Judges delivered their verdict at a packed field in Clogher, after a final parade of contestants around the yard, to a stunned silence. Apart from Kildress’s McGinn, Augher blonde bombshell 23-year old Jenny McKenna was also a bookie’s favourite having just taken up farming last Summer in order to win this competition.
Paddy Power spokesperson Deirdre McAlinden told us:
“It’s a great result for us but there’s something fishy about this. McVeigh has a permanent stoop, just the one eye and hasn’t washed his farming since the mid-70s. Jenny McKenna was 6-1 on and just last year won the Augher Rear of the Year. It makes no sense at all, though we’re sucking diesel financially.”

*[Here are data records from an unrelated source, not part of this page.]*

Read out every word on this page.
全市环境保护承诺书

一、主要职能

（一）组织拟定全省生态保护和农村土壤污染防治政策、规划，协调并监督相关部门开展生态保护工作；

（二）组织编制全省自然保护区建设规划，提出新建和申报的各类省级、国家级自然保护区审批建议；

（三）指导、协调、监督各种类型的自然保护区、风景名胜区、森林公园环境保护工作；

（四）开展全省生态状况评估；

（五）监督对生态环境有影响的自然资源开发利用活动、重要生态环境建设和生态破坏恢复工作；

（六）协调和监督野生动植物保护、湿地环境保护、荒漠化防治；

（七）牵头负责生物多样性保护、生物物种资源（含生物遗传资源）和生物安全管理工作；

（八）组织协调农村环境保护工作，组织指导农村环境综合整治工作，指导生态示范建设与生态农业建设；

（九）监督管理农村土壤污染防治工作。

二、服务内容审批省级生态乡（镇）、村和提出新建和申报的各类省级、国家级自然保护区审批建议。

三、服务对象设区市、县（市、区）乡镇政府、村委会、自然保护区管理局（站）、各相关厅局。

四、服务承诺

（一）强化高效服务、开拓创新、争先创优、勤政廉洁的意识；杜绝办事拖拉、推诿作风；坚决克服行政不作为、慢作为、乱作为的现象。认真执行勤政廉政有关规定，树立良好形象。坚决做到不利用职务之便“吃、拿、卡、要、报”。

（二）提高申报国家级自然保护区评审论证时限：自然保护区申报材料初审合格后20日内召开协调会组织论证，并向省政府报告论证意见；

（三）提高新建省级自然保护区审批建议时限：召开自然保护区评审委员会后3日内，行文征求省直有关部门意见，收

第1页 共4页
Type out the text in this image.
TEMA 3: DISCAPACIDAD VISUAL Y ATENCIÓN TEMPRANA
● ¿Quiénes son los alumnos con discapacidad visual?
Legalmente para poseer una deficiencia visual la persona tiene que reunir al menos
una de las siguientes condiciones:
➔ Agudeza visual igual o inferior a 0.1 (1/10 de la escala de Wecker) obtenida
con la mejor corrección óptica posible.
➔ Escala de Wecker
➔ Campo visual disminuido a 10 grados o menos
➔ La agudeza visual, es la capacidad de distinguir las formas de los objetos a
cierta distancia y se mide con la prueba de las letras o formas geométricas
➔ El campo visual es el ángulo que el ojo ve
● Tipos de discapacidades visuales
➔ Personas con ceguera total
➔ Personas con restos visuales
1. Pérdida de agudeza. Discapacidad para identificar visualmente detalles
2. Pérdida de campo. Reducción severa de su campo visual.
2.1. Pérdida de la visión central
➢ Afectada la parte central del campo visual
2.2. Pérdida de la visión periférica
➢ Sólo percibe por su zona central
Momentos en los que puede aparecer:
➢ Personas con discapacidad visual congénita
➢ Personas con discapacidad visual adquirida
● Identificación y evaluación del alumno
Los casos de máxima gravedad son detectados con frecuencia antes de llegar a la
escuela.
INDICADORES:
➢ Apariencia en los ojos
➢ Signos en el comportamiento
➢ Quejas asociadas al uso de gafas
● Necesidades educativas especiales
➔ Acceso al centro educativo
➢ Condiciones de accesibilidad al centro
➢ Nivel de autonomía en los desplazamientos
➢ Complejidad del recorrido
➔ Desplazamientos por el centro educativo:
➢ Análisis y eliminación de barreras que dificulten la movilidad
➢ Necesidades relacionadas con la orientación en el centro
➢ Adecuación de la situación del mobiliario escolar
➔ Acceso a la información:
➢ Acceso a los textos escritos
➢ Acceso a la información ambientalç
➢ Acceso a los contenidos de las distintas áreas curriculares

When asked to explain their scoring, a rather evasive Tom Mulholland remarked:
“It was an easy decision. Ask any woman – the way to a Tyrone girl’s heart is how a man dungs out the yard. McVeigh may have taken three hours to do it, but he was meticulous. He was covered head to toe in manure and sweat but sure isn’t that one of the best sights any man, woman or beast wants. McKenna may have the painted nails, designer jeans and high heeled wellies but she was trying to shear a bull when we arrived down. And let’s be honest, Miss Levy Jeans of Kildress 1988 has let herself go a bit.”
McVeigh said he was going to celebrate his success with a ‘slap of buttermilk and potatoes’. He also stressed that supplying ‘a baste of a turkey’ to the Mulholland household every Christmas was coincidental.
He wins a year’s supply of wellington boots.
A group of European scientists have confirmed that people from Loughmacrory live longer and are also more rampant at night. This revelation came as no surprise to the locals who have kept their longevity and virility a secret for fear of outsiders inter-breeding with them and damaging their golden gene pool. The report also suggested that those who lived on farms in Loughmacrory were particularly romantic at all times in the day. Retired headmaster, Hugh McAleese, admitted that although he was happy to see their name on the world map, he was also wary of boys from Omagh, Tattyreagh or America attempting to attract their girls such was their new-found reputation.
“We’ve known this for years. I’m 121 and have no signs of wear and tear. The average age here is about 76. My father had no record of birth but he reckoned he was over 150 by the time he succumbed to a hunting accident. Although there were only 14 in our family he was said to have fathered 60-odd around the country. He was a farmer and there seems to be a correlation between farming and copulation. Them farming girls would be running around buck naked after lads all time of the day. I think it’s the smell of silage and the noises from the livestock. By all accounts, my da was as randy as they come,” McAleese said before offering a seductive wink.
McAleese put forward his theory that because most farming house had no upstairs, it left the farmers with more energy at night not having to climb a flight of 12 steps or so like those houses in Mountfield or Creggan.
“Speaking from personal experience, I went from a three-story house in Drumnakilly to a small farming bungalow at home after I inherited my father’s farm. The wife saw some change in me. I’d come in at six, slap the dinner into me and sure most of the time we just lay down on the spot. We didn’t know whether we were coming or going with all the antics we’d be at. Long healthy lifestyle, endless horizontal dancing – we’ve the life of it in Loughmacrory. C’mere and give us a kiss ye wee cat.”
The Northern Ireland Tourist Board are looking into the potential of a tourism hotspot for stag and hen nights but are sure to meet resistance in the village. In 1996, a similar attempt to tap into the area’s mysticism saw a government official stripped and superglued to a gable wall outside the pub.